The crisis of 2009 reinforced international cooperation in fighting tax evasion and marked a real turning point.
That year, Switzerland first decided to provide administrative assistance - not only in cases of fraud but also for tax evasion - and then we developed a strategy designed to ensure Swiss banks only held declared funds. Following that, rejection by the German parliament of the ‘Rubik’ accord on taxation between Switzerland and Germany coincided with the international push for the automatic exchange of information.
To avoid being marginalised and subjected to increased pressure, and to maintain our competitiveness, we had to take on these measures at the same time as the others. But the attitude of the Swiss banks was also decisive. Whereas previously they had done everything to stop it, they subsequently came out in favour of the automatic exchange of information and invested a lot of resources in lobbying for it.And so forth. See the article for the rest of the interview.

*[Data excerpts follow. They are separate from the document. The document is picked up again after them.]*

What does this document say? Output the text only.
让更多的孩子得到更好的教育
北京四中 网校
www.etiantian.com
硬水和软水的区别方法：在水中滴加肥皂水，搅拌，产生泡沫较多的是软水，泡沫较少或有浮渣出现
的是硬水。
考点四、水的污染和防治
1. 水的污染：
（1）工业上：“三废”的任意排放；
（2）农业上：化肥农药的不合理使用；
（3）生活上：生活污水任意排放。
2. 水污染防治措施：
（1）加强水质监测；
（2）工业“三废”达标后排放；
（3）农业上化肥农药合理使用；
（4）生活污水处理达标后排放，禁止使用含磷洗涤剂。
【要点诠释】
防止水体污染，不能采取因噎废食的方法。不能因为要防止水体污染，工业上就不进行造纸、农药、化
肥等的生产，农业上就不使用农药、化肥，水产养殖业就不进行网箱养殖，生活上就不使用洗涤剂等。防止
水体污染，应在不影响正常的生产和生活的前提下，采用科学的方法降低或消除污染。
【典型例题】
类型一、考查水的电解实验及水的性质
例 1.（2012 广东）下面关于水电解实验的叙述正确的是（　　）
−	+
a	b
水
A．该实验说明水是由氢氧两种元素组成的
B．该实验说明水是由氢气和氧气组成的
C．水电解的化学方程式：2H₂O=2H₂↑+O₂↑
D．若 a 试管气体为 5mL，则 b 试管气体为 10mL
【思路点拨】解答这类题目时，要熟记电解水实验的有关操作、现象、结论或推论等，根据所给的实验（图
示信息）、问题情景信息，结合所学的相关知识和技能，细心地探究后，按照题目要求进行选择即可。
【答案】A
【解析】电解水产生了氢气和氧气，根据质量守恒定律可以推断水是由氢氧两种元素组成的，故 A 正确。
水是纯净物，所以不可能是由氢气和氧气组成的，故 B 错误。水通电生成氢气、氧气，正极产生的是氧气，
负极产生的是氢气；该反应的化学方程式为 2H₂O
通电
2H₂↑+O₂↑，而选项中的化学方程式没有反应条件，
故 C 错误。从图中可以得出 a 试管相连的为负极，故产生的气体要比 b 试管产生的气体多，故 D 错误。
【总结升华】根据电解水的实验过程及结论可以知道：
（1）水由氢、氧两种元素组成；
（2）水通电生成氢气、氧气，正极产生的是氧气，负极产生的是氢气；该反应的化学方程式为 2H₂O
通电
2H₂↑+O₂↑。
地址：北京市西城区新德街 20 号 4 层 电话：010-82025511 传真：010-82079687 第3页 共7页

At the bottom of the article, the following explanation of exchange of information is given:
Automatic exchange of information, how does it work?

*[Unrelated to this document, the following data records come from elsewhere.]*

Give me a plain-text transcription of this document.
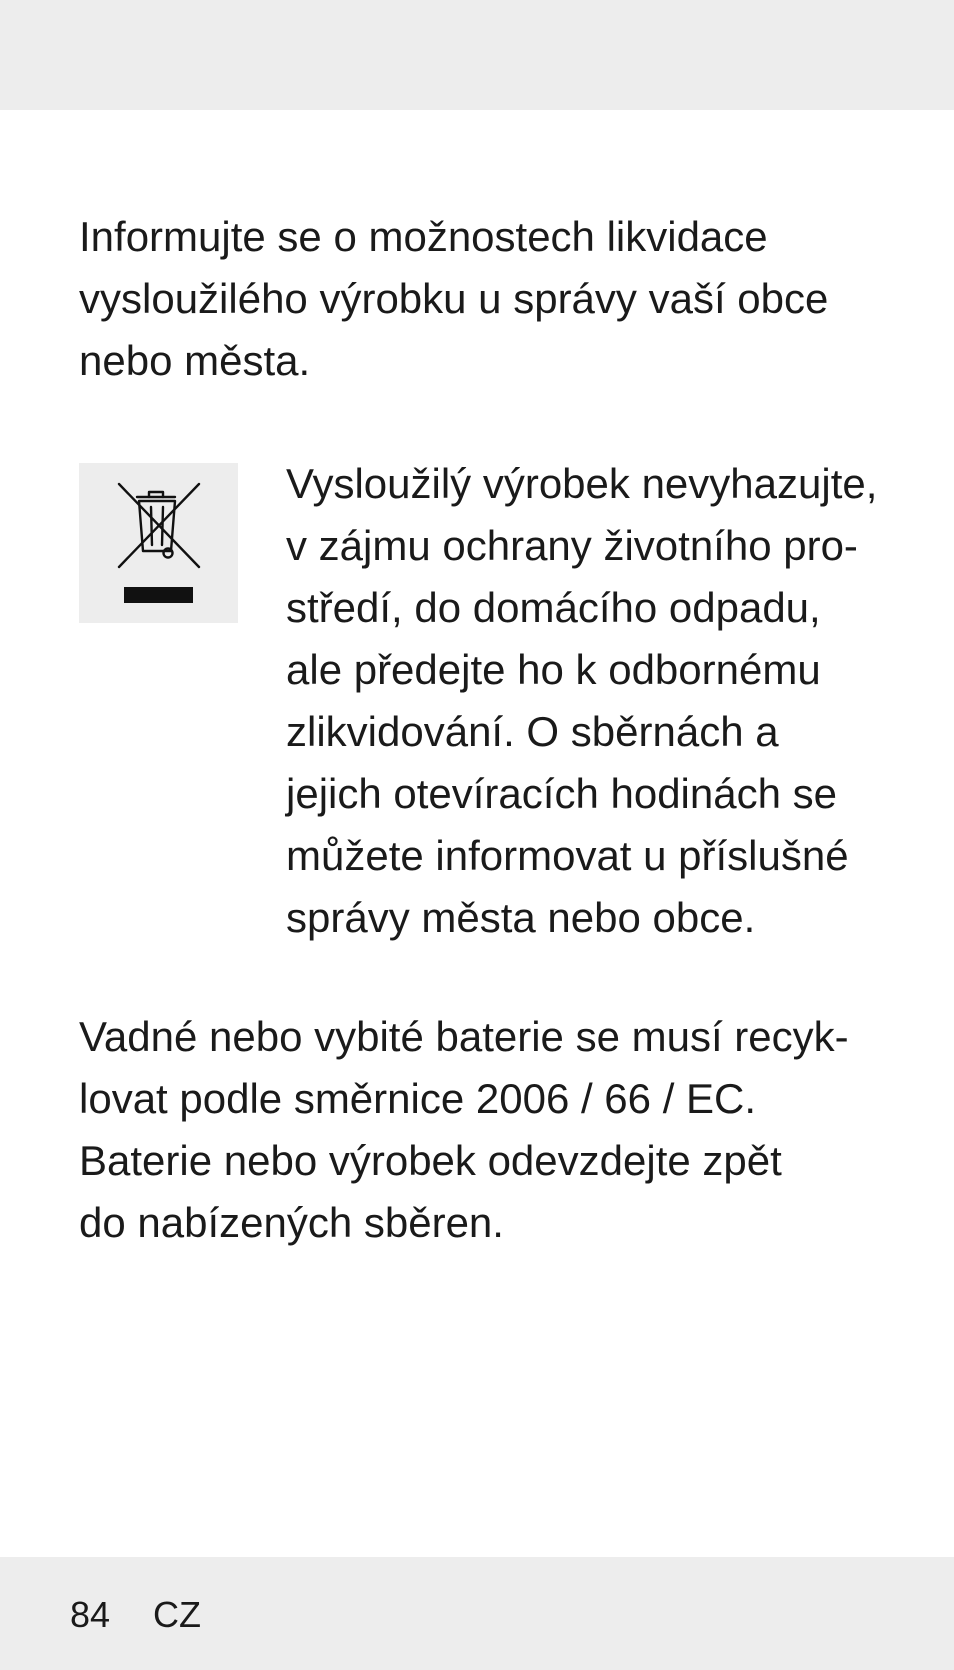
Informujte se o možnostech likvidace
vysloužilého výrobku u správy vaší obce
nebo města.

Vysloužilý výrobek nevyhazujte,
v zájmu ochrany životního pro-
středí, do domácího odpadu,
ale předejte ho k odbornému
zlikvidování. O sběrnách a
jejich otevíracích hodinách se
můžete informovat u příslušné
správy města nebo obce.

Vadné nebo vybité baterie se musí recyk-
lovat podle směrnice 2006 / 66 / EC.
Baterie nebo výrobek odevzdejte zpět
do nabízených sběren.

84 CZ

According to the system designed by the OECD, banks will collect data on their clients and transfer it to their national taxation authorities, which then forward it in encrypted form to the authorities in the respective countries. The name, address, account number and balance will be divulged, as well as interest payments, dividends and the purchase and sale of securities.
The rules apply to private citizens as well as businesses, including the beneficiaries of trusts or foundations. The automatic exchange of information concerns banks, but also negotiators, investment funds and assurers. It applies only to financial data. Elements of fortunes such as works of art or real estate are not covered.